# raising a sprinkler head



## kolbasz (Jun 7, 2017)

what us the best and most efficient way to raise a head?

I have an impact sprinkler on my property line which my neighbor thought was his and he buried the sprinkler under 3-4" dirt and planted grass. Short of pulling the dirt, it seems to make loads more sense to just raise the head.


----------



## J_nick (Jan 28, 2017)

I use swing joints for all my sprinklers. You can buy them pre-made or you could make your own out of some funny pipe and barb fittings. They will allow you to raise and lower heads to where ever you need them.


----------



## Pete1313 (May 3, 2017)

J_nick said:


> I use swing joints for all my sprinklers. You can buy them pre-made or you could make your own out of some funny pipe and barb fittings. They will allow you to raise and lower heads to where ever you need them.


 :thumbsup:

Or if you have standard risers, you could remove the sprinkler head and add a Cut-Off Riser or a Cut-Off Riser Extension or take out the existing riser and add a longer one with a Riser Extractor or buy a Coupling and add another riser to make it the correct height.


----------



## Ware (Jan 28, 2017)

Is there a trick to physically raising the head? Even with a swing joint, it seems like it would be more or less locked in place until you start digging.


----------



## g-man (Jun 15, 2017)

If the head is at the property line, then move it out. It could be 6in from the line and you won't notice a difference.


----------



## wardconnor (Mar 25, 2017)

Pete1313 said:


> J_nick said:
> 
> 
> > I use swing joints for all my sprinklers. You can buy them pre-made or you could make your own out of some funny pipe and barb fittings. They will allow you to raise and lower heads to where ever you need them.
> ...


This is how I do it. I have some that need to come up. Leveling with sand over time pushes them down 👇.

Just cut the sod out carefully around the head like 4 or so inches deep. Then carefully unscrew the whole head so dirt does not get into line. Add riser extension explained above by Pete then screw head back in carefully not jarring soil into line. Replace sod. Easy. Like a 5 to 10 minute job.

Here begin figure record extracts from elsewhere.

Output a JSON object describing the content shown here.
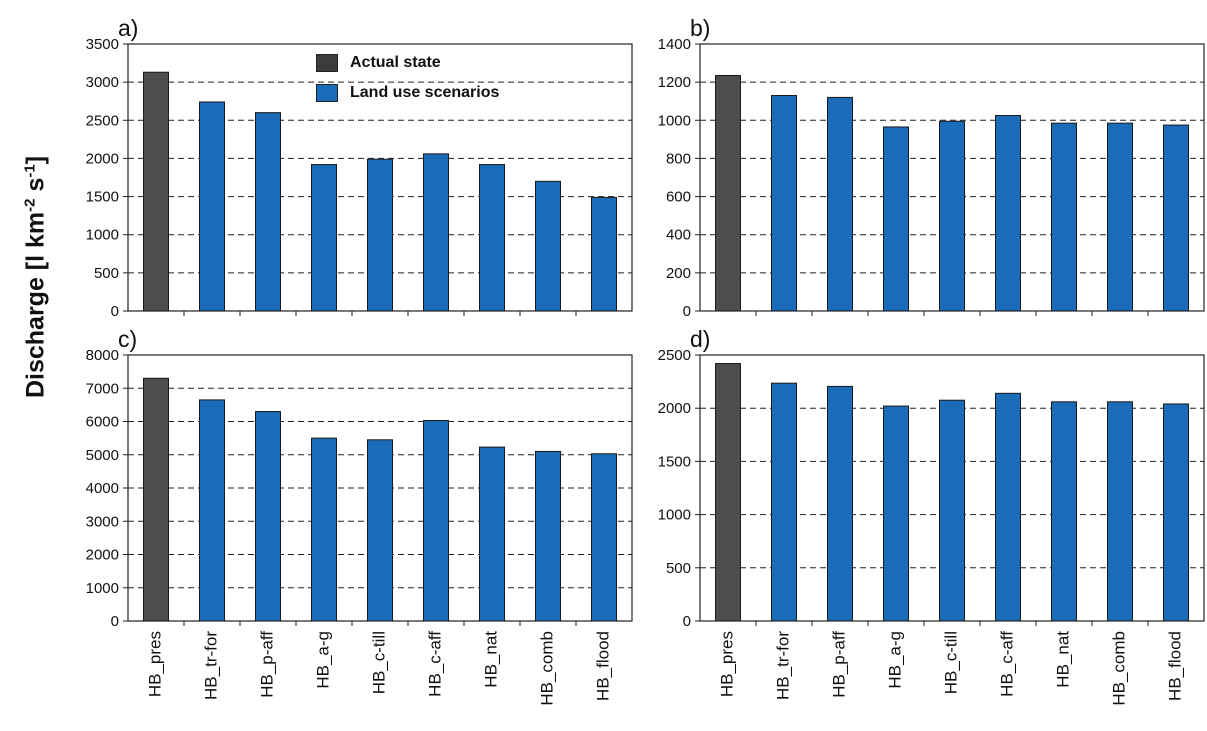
{
  "y_axis_label": {
    "main": "Discharge [l km",
    "sup1": "-2",
    "mid": " s",
    "sup2": "-1",
    "end": "]"
  },
  "legend": {
    "items": [
      {
        "label": "Actual state",
        "color": "#4d4d4f"
      },
      {
        "label": "Land use scenarios",
        "color": "#1b6bb8"
      }
    ]
  },
  "colors": {
    "actual": "#4d4d4f",
    "scenario": "#1b6bb8"
  },
  "chart_data": [
    {
      "panel_label": "a)",
      "type": "bar",
      "categories": [
        "HB_pres",
        "HB_tr-for",
        "HB_p-aff",
        "HB_a-g",
        "HB_c-till",
        "HB_c-aff",
        "HB_nat",
        "HB_comb",
        "HB_flood"
      ],
      "values": [
        3130,
        2740,
        2600,
        1920,
        1990,
        2060,
        1920,
        1700,
        1490
      ],
      "ylim": [
        0,
        3500
      ],
      "yticks": [
        0,
        500,
        1000,
        1500,
        2000,
        2500,
        3000,
        3500
      ],
      "show_xlabels": false,
      "grid": "dashed-horizontal"
    },
    {
      "panel_label": "b)",
      "type": "bar",
      "categories": [
        "HB_pres",
        "HB_tr-for",
        "HB_p-aff",
        "HB_a-g",
        "HB_c-till",
        "HB_c-aff",
        "HB_nat",
        "HB_comb",
        "HB_flood"
      ],
      "values": [
        1235,
        1130,
        1120,
        965,
        995,
        1025,
        985,
        985,
        975
      ],
      "ylim": [
        0,
        1400
      ],
      "yticks": [
        0,
        200,
        400,
        600,
        800,
        1000,
        1200,
        1400
      ],
      "show_xlabels": false,
      "grid": "dashed-horizontal"
    },
    {
      "panel_label": "c)",
      "type": "bar",
      "categories": [
        "HB_pres",
        "HB_tr-for",
        "HB_p-aff",
        "HB_a-g",
        "HB_c-till",
        "HB_c-aff",
        "HB_nat",
        "HB_comb",
        "HB_flood"
      ],
      "values": [
        7300,
        6650,
        6300,
        5500,
        5450,
        6030,
        5230,
        5100,
        5030
      ],
      "ylim": [
        0,
        8000
      ],
      "yticks": [
        0,
        1000,
        2000,
        3000,
        4000,
        5000,
        6000,
        7000,
        8000
      ],
      "show_xlabels": true,
      "grid": "dashed-horizontal"
    },
    {
      "panel_label": "d)",
      "type": "bar",
      "categories": [
        "HB_pres",
        "HB_tr-for",
        "HB_p-aff",
        "HB_a-g",
        "HB_c-till",
        "HB_c-aff",
        "HB_nat",
        "HB_comb",
        "HB_flood"
      ],
      "values": [
        2420,
        2235,
        2205,
        2020,
        2075,
        2140,
        2060,
        2060,
        2040
      ],
      "ylim": [
        0,
        2500
      ],
      "yticks": [
        0,
        500,
        1000,
        1500,
        2000,
        2500
      ],
      "show_xlabels": true,
      "grid": "dashed-horizontal"
    }
  ]
}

I used coupler method because that's all was available to me.


----------



## kolbasz (Jun 7, 2017)

wardconnor said:


> Pete1313 said:
> 
> 
> > J_nick said:
> ...


looks like I need one of these riser thingies. Easier than I thought. thanks guys!


----------



## wardconnor (Mar 25, 2017)

Thought I'd share this picture I took of my buried sprinkler head that needs raising. I took this picture tonight after reading your thread.

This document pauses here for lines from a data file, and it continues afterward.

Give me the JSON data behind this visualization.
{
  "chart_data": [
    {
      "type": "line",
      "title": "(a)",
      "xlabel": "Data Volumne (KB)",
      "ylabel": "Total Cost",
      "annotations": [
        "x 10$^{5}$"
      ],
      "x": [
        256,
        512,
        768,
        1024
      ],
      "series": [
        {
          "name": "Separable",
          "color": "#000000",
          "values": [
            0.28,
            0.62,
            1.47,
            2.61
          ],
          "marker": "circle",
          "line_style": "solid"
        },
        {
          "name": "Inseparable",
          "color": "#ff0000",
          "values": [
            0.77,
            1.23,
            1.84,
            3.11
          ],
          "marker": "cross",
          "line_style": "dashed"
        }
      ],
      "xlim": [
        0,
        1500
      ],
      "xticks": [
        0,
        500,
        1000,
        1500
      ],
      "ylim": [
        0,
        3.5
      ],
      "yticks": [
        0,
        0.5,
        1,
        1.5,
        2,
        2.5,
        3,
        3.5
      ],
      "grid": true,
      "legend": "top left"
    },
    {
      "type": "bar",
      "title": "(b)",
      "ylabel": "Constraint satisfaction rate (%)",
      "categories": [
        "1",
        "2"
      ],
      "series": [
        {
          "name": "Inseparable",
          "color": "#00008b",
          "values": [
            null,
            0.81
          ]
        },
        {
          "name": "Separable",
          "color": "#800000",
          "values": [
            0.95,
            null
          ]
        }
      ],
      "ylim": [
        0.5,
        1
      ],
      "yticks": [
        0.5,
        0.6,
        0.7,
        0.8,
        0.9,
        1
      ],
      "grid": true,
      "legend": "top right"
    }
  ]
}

This thing is only sticking up around 2 inches. Should be like 4. Good thing grass is cut short.


----------



## TC2 (Sep 15, 2017)

wardconnor said:


> Just cut the sod out carefully around the head like 4 or so inches deep. Then carefully unscrew the whole head so dirt does not get into line. Add riser extension explained above by Pete then screw head back in carefully not jarring soil into line. Replace sod. Easy. Like a 5 to 10 minute job.


This was a method I used successfully, until I struck a snag. I unscrewed the head and found it was the only thing keeping the tubing upright. The angle was just too bad to screw the head back on again. I had to increase the size of the hole, getting dirt in the pipe.

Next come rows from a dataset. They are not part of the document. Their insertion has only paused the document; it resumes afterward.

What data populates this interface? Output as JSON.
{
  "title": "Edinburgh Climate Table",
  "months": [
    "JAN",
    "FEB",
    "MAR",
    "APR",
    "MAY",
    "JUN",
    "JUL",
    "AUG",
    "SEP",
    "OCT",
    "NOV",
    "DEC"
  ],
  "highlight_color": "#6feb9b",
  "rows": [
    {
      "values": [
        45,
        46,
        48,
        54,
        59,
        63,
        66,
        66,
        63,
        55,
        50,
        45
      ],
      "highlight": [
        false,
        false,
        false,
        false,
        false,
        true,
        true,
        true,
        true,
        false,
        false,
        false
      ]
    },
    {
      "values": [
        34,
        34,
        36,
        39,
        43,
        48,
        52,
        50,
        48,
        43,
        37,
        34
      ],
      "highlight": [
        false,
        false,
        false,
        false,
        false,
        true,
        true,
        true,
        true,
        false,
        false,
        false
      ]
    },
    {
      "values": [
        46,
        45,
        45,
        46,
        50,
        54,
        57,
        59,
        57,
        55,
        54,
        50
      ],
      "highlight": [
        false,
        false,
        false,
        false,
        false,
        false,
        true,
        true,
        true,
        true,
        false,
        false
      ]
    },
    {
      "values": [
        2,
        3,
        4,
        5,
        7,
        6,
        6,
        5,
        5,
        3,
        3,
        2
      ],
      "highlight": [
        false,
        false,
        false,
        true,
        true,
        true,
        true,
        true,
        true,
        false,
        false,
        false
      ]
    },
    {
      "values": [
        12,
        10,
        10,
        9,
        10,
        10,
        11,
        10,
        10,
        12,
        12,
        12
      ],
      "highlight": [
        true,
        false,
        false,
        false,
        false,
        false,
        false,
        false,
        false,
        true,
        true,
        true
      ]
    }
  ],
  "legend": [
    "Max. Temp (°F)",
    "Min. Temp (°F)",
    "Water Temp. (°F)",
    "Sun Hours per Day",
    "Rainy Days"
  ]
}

I then thought I would turn the sprinklers on to flush the pipe and screw the sprinkler on with it running to avoid the dirt... Yeah...

Tip: If you didn't install the sprinkler system yourself, be aware that everything might not be straight!

Tip2: If it's not straight and you get dirt in your pipe, remove the rotor from the sprinkler body to flush rather than trying to screw a fully assembled sprinkler head onto a high pressure pipe in a hole overflowing with dirty water :lol:

Tip 3: Be sure to carefully establish context when talking about hole, pipe and dirt issues.


----------



## Movingshrub (Jun 12, 2017)

Has anyone had long term success with the riser extensions? I'm looking to use some to raise up sprinklers cause I've maxed out the length of the flex pipe. I don't want to use the extensions if they are incredibly fragile. With that being said, the alternative is to dig up the flex pipe, cut the old fitting off, use a barber coupling to connect another pipe, and then install a new end fitting. I'd much rather use an extension riser assuming they last.


----------



## FuzzeWuzze (Aug 25, 2017)

They are pretty solid plastic, and thick..at least the ones i get at home depot. I'd say as thick as any home plumbing PVC fitting you'd buy in the 1/2 size...they are probably the same thing honestly.


----------